Entretien : Margaret Lowman

Margaret Lowman, du New College of Florida, a été la pionnière de l’écologie forestière en construisant la première passerelle de la canopée en Amérique du Nord, en 1991. Elle se souvient de ses aventures en tant que scientifique et mère monoparentale dans C’est une jungle Là-haut.

Pourquoi passer du temps dans les arbres?

On estime que près de 50% de la vie sur terre vit dans des auvents d’arbres, mais cette région était inexplorée jusqu’à il y a environ 25 ans. Une grande partie de mon travail a consisté à résoudre le défi de simplement entrer dans la cime des arbres: inventer des gadgets, affiner la conception des montgolfières, créer des passerelles auvent, travailler à partir de cueilleurs de cerises et de grues de construction. Une fois là-haut, j’ai découvert que les insectes mangent quatre fois plus de feuilles que nous ne l’imaginions.

Est-ce important?

Beaucoup de choses stressent les forêts. Et avec les forêts qui deviennent plus chaudes, plus sèches et plus fragmentées, les épidémies d’insectes sont, de manière prévisible, l’une des premières réponses au changement climatique.

Vous avez emmené vos deux fils, maintenant étudiants à Princeton, en voyage de recherche.

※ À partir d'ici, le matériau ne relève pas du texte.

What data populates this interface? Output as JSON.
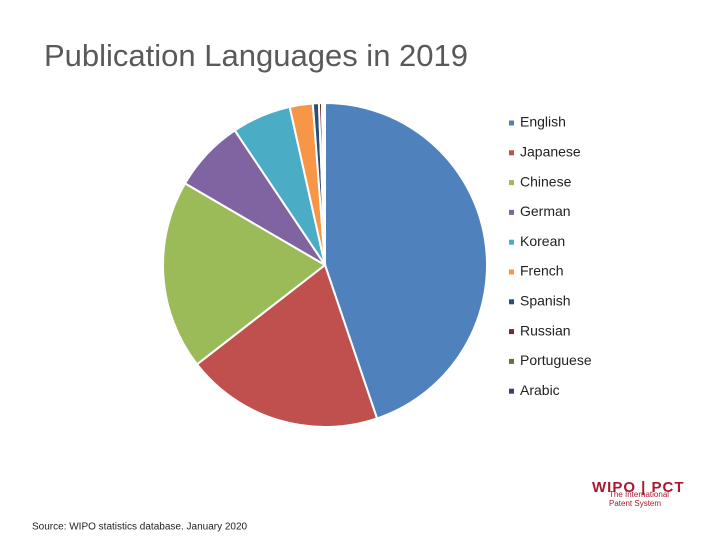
{
  "chart_data": {
    "type": "pie",
    "title": "Publication Languages in 2019",
    "categories": [
      "English",
      "Japanese",
      "Chinese",
      "German",
      "Korean",
      "French",
      "Spanish",
      "Russian",
      "Portuguese",
      "Arabic"
    ],
    "values": [
      44.8,
      19.7,
      18.9,
      7.2,
      5.9,
      2.3,
      0.6,
      0.3,
      0.2,
      0.1
    ],
    "colors": [
      "#4f81bd",
      "#c0504d",
      "#9bbb59",
      "#8064a2",
      "#4bacc6",
      "#f79646",
      "#2c4d75",
      "#772c2a",
      "#5f7530",
      "#4d3b62"
    ],
    "legend": "right"
  },
  "source": "Source: WIPO statistics database. January 2020",
  "logo": {
    "name": "WIPO | PCT",
    "tagline_1": "The International",
    "tagline_2": "Patent System"
  }
}
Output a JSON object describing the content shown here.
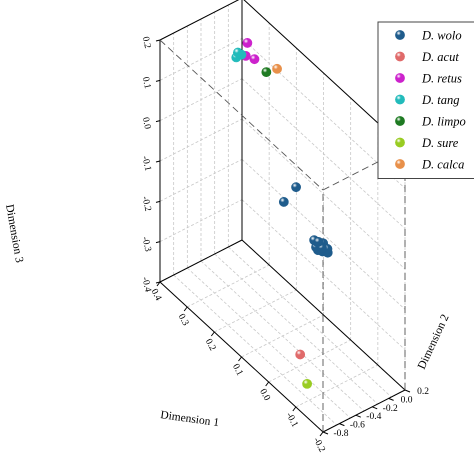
{
  "chart_data": {
    "type": "scatter3d",
    "title": "",
    "axes": {
      "x": {
        "label": "Dimension 1",
        "range": [
          -0.2,
          0.4
        ],
        "ticks": [
          "0.4",
          "0.3",
          "0.2",
          "0.1",
          "0.0",
          "-0.1",
          "-0.2"
        ]
      },
      "y": {
        "label": "Dimension 2",
        "range": [
          -0.8,
          0.2
        ],
        "ticks": [
          "-0.8",
          "-0.6",
          "-0.4",
          "-0.2",
          "0.0",
          "0.2"
        ]
      },
      "z": {
        "label": "Dimension 3",
        "range": [
          -0.4,
          0.2
        ],
        "ticks": [
          "0.2",
          "0.1",
          "0.0",
          "-0.1",
          "-0.2",
          "-0.3",
          "-0.4"
        ]
      }
    },
    "grid": true,
    "legend_position": "top-right",
    "series": [
      {
        "name": "D. wolo",
        "color": "#1f5c8c",
        "points": [
          [
            0.05,
            -0.3,
            0.0
          ],
          [
            0.08,
            -0.35,
            -0.05
          ],
          [
            -0.12,
            -0.6,
            0.0
          ],
          [
            -0.14,
            -0.62,
            0.0
          ],
          [
            -0.13,
            -0.58,
            -0.01
          ],
          [
            -0.15,
            -0.64,
            0.0
          ],
          [
            -0.12,
            -0.62,
            -0.01
          ],
          [
            -0.14,
            -0.6,
            0.01
          ],
          [
            -0.13,
            -0.64,
            0.0
          ],
          [
            -0.15,
            -0.58,
            0.0
          ],
          [
            -0.11,
            -0.61,
            0.0
          ],
          [
            -0.16,
            -0.61,
            0.0
          ],
          [
            -0.13,
            -0.63,
            -0.01
          ],
          [
            -0.12,
            -0.59,
            0.0
          ],
          [
            -0.15,
            -0.62,
            0.01
          ]
        ]
      },
      {
        "name": "D. acut",
        "color": "#e06a6a",
        "points": [
          [
            0.05,
            -0.25,
            -0.42
          ]
        ]
      },
      {
        "name": "D. retus",
        "color": "#cc22cc",
        "points": [
          [
            0.35,
            0.1,
            0.13
          ],
          [
            0.35,
            0.08,
            0.1
          ],
          [
            0.33,
            0.12,
            0.1
          ]
        ]
      },
      {
        "name": "D. tang",
        "color": "#22bbbb",
        "points": [
          [
            0.4,
            0.15,
            0.07
          ],
          [
            0.4,
            0.13,
            0.06
          ],
          [
            0.39,
            0.16,
            0.07
          ]
        ]
      },
      {
        "name": "D. limpo",
        "color": "#1e7a22",
        "points": [
          [
            0.25,
            0.0,
            0.13
          ]
        ]
      },
      {
        "name": "D. sure",
        "color": "#99cc22",
        "points": [
          [
            0.1,
            0.0,
            -0.55
          ]
        ]
      },
      {
        "name": "D. calca",
        "color": "#e8904a",
        "points": [
          [
            0.12,
            -0.3,
            0.25
          ]
        ]
      }
    ]
  }
}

Souvent, je devais le faire. Quand ils avaient 7 et 5 ans, nous avons volé sur un vieil avion à hélice dans les jungles du Belize, où je construisais une passerelle auvent. Nous avons dormi sous des tarentules accrochées au plafond de chaume de notre cabane et avons fait des projets de recherche en Australie et au Pérou. Mais les scientifiques n’étaient pas toujours tolérants envers mes enfants. Ils ont été expulsés de la Biosphère 2 en Arizona, où je construisais un système d’accès à la canopée. Un collègue ne les laisserait pas près des microscopes dans un projet commun, même si mes enfants étaient très habiles à identifier les insectes. Cette attitude a renforcé ma conviction que les femmes doivent se muscler dans le monde de la science.

On a dit que les mères de jeunes enfants sont sous-représentées dans les sciences parce qu’elles ne peuvent pas faire les longues heures.

J’ai vécu des chapitres de ma vie où jongler entre la parentalité et la carrière me désavantageait. La science a besoin du cerveau des femmes. Et puisque les femmes sont la seule moitié de la société qui peut avoir des enfants, notre système doit s’adapter à cela. Par exemple, inscrire la garde d’enfants dans un budget de subvention serait un moyen de donner plus d’opportunités aux femmes.

Vos passerelles auvent sont utilisées à certains endroits pour promouvoir le tourisme. Cela ne nuira-t-il pas à ces écosystèmes fragiles?

Les allées de la canopée sont devenues une excellente occasion pour les populations locales de créer un revenu à partir d’une forêt sans l’exploiter, et c’est un succès pour la conservation.

Vous dites gagner votre vie en grimpant aux arbres. Comment vous êtes-vous intéressé à ça?

Petite fille à Elmira, New York, j’ai fait des forts d’arbres avec ma meilleure amie, Betsy Hilfiger. Nous avions l’habitude de sauver des oiseaux tombés de leurs nids. Pendant ce temps, Tommy, le frère de Betsy, était dans leur sous-sol à coudre des jeans à fond cloche. Il a ensuite développé un empire du vêtement. Maintenant, les Hilfigers et moi collectons des fonds pour le Camp de la cime des arbres de Meg Lowman pour les filles défavorisées, à Elmira, dans l’espoir de les inspirer dans les carrières scientifiques.